In the name of Science, I bought instant coffee that did not contain creamer and tried again. The result?
The mixture did become creamy, but it was not as frothy as I would have liked it to be. I suspect that the ten minutes of whipping time was insufficient to incorporate enough air, or I might have added a little too much sugar and made it too thick. Nonetheless, I was satisfied with my results and it did float on top of my milk. It basically tasted like very sweet milk coffee to me, which should not be surprising since the composition of the ingredients was not exactly altered.
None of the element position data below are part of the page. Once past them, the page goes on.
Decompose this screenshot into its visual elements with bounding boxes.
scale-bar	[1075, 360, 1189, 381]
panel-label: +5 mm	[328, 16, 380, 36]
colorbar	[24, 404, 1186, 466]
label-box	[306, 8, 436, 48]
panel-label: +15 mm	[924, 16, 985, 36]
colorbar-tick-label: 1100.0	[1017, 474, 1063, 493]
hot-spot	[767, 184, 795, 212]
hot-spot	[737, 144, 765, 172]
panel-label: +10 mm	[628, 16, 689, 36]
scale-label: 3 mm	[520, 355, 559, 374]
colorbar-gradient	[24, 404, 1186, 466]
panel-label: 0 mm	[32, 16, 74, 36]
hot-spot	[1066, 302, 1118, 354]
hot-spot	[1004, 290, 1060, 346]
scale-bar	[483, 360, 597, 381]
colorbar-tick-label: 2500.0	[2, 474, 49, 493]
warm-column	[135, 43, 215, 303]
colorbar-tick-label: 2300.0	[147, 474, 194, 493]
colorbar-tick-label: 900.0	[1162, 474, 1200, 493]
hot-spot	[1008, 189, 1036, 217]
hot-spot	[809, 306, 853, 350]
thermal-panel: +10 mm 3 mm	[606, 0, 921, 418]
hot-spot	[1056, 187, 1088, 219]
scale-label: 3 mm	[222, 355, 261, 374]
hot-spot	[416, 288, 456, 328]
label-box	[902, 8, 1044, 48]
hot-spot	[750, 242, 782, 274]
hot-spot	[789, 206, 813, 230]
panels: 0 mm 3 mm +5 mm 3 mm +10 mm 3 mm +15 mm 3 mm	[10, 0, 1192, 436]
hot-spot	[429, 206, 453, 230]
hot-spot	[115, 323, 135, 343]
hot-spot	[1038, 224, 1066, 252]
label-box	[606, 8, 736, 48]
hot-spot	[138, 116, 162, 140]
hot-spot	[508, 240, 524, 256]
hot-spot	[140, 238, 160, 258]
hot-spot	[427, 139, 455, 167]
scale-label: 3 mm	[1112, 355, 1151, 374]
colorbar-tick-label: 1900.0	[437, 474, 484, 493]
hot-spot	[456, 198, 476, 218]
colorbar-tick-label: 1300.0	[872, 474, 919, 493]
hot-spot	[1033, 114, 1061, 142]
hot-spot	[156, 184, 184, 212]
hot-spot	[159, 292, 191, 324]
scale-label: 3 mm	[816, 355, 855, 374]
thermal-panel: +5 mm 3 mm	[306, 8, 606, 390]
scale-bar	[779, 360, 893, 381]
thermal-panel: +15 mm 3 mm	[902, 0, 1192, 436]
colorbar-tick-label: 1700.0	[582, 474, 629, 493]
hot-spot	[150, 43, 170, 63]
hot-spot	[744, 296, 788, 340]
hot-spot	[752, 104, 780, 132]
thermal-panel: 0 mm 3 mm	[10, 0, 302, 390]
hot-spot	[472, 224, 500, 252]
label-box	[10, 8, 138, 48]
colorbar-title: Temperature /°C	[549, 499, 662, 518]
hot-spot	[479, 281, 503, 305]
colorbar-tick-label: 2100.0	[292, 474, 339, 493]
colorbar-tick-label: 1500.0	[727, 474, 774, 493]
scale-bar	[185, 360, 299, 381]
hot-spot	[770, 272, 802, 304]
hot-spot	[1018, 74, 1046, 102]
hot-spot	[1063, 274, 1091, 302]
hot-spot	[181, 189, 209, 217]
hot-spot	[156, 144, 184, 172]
Then, a friend asked me if the same method could work with other drinks, such as Milo. Like any good Science student, I conducted another experiment to test this out.
The Milo mixture became thicker, but it was very likely due to the presence of sugar and water. Milo powder contains fats, either in the form of sunflower oil or vegetable oil. I tried adding more sugar to stabilise the foam, but it did not help the cause at all. In hindsight, I could have whipped it for an extended period to get the same consistency. Perhaps we should just stick to using coffee if we’re feeling a bit lazier.
It was definitely an interesting experience and I did have some fun discussing the science behind it with my sister, who majors in food science. That being said, I wouldn’t do this again since I can get similar-tasting coffee from a can and the workout my arm went through wasn’t worth it. Don’t let anyone judge you, though. Do whatever makes you happy and whatever makes you stay home during this period. Stay home, stay safe!